»Wieso hat noch niemand vom Wasser her einen Angriff unternommen?«, wollte Drakon wissen. »Sehr geringe Frontbreite, freies Schussfeld, zerklüftete Riffs ein Stück weit vor dem Ufer, die von engen Kanälen durchzogen sind und sich dazu anbieten, in aller Ruhe auf den Feind zu zielen und zu feuern und ihn mit Minen zu erwarten …«
Sub-CEO Kamara hob flüchtig die Schultern, aber ihre verbitterte Miene widersprach der zur Schau gestellten Gleichgültigkeit. »Es wurde ein paar Mal probiert. Ich habe es versucht, da ich gehofft hatte, die Loyalisten wären dermaßen auf einen Angriff auf dem Landweg konzentriert und von der natürlichen Abwehr entlang der Küste überzeugt, dass sie uns keine Beachtung schenken würden. Das war ein Irrtum, der uns die schwersten Verluste überhaupt beschert hat.«
»Ist CEO Rahmin immer noch Befehlshaberin der Syndikat-Loyalisten?«, erkundigte sich Malin.

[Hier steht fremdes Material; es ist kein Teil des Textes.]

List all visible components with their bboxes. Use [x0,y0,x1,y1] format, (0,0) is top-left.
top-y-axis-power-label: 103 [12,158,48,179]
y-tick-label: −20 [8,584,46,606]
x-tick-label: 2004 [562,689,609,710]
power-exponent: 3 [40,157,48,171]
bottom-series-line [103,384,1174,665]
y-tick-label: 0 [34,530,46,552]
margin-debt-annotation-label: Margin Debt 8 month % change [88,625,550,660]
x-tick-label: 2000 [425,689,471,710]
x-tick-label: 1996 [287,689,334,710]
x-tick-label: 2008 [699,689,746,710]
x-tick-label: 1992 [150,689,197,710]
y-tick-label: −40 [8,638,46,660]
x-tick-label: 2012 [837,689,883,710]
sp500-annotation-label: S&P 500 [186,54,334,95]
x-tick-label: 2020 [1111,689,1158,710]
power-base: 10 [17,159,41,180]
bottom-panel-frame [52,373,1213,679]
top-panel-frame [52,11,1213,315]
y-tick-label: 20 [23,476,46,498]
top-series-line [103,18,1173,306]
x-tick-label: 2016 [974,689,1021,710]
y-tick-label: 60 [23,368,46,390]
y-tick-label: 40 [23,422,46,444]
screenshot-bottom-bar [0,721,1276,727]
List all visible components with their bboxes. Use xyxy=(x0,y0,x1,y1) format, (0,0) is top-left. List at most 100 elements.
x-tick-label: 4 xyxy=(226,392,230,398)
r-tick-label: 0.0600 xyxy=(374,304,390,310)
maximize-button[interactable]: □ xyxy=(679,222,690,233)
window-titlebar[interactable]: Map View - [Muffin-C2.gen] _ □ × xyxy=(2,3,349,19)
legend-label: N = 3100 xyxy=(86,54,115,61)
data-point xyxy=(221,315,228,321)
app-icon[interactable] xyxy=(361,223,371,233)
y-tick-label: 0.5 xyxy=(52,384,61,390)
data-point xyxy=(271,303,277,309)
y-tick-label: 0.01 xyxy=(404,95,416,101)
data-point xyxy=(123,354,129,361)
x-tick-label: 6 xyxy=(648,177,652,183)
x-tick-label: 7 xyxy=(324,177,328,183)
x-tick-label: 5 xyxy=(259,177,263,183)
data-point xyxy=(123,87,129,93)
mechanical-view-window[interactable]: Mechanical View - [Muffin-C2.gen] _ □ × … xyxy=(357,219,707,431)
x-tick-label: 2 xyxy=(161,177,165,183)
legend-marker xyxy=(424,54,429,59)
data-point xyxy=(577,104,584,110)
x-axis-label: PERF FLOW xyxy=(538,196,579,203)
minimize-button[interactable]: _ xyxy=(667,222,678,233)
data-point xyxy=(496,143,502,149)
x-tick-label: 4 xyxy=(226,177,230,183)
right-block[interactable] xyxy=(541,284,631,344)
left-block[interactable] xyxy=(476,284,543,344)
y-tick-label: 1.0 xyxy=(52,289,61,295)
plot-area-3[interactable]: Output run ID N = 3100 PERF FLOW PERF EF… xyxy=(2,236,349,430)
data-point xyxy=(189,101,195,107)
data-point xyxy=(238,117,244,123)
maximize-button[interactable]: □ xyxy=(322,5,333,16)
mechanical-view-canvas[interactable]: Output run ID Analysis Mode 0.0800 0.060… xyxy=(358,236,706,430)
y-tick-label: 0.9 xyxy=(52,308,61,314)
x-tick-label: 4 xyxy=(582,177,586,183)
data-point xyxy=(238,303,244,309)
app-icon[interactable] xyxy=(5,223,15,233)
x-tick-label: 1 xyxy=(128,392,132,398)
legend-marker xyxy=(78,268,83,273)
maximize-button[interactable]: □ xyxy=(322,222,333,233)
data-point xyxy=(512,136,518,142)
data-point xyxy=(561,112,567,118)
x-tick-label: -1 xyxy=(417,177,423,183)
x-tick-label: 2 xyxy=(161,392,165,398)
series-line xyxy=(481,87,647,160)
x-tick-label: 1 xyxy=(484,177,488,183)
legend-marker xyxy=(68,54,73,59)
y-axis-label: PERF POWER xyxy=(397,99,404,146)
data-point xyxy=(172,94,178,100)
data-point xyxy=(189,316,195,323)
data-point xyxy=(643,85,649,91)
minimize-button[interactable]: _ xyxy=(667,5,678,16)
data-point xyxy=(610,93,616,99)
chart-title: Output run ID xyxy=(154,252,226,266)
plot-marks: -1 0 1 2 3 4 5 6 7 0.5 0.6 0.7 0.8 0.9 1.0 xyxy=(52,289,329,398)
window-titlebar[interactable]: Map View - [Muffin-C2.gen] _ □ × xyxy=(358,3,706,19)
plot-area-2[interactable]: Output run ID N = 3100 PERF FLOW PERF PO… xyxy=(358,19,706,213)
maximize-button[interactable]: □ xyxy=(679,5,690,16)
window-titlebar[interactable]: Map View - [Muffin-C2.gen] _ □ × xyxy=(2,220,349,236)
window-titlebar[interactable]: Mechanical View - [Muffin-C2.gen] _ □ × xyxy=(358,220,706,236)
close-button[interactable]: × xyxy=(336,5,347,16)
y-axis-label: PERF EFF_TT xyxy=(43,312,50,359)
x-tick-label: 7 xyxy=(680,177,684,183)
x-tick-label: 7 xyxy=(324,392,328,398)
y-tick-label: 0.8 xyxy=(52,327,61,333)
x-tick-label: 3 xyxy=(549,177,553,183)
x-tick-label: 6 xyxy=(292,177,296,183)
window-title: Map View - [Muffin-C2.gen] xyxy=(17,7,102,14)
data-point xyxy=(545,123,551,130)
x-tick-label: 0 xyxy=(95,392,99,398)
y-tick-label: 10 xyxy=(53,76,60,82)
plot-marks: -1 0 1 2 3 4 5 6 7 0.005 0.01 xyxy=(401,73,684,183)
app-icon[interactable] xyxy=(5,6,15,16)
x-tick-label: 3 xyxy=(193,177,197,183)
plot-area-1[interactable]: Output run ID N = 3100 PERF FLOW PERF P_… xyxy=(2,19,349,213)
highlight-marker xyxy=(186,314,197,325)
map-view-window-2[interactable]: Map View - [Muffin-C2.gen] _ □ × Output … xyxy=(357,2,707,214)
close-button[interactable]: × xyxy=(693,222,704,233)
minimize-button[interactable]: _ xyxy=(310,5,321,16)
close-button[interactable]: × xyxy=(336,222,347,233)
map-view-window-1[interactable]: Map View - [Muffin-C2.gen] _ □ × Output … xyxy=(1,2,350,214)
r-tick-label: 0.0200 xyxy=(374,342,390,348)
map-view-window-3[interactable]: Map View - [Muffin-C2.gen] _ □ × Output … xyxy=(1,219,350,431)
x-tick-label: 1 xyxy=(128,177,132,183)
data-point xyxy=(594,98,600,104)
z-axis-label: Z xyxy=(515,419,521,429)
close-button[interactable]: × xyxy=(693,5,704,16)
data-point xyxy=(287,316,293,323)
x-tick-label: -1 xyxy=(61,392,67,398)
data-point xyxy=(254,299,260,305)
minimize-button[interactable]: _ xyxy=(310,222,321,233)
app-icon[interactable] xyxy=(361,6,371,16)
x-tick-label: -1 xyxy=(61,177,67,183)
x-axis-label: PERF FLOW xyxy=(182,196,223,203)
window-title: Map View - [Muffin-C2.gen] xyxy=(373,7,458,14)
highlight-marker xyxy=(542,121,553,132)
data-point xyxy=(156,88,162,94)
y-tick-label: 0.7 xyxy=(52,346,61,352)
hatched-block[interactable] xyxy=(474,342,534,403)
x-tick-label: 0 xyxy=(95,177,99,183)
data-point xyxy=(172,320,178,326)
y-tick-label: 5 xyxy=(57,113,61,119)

»Das war sie bis vor zwei Wochen. Dann gelang es einem Selbstmordkommando der Vereinten Arbeiter, die Interimshauptstadt der Loyalisten zu infiltrieren und sich den Weg bis in ihre Kommandozentrale freizusprengen.« Der Verlust ihrer vormaligen Vorgesetzten schien Kamara nicht zu berühren. »Jetzt hat eine Schlange da drüben das Sagen, CEO Ukula.«
Morgan deutete auf die Karte. »Wenn wir die Schlangen ausschalten, werden die regulären Truppen dann weiter gegen uns kämpfen?«
»Das dürfte davon abhängen, ob sie glauben, dass sie getötet werden, wenn sie sich ergeben.«
»Und? Werden sie das glauben?«, hakte Drakon nach.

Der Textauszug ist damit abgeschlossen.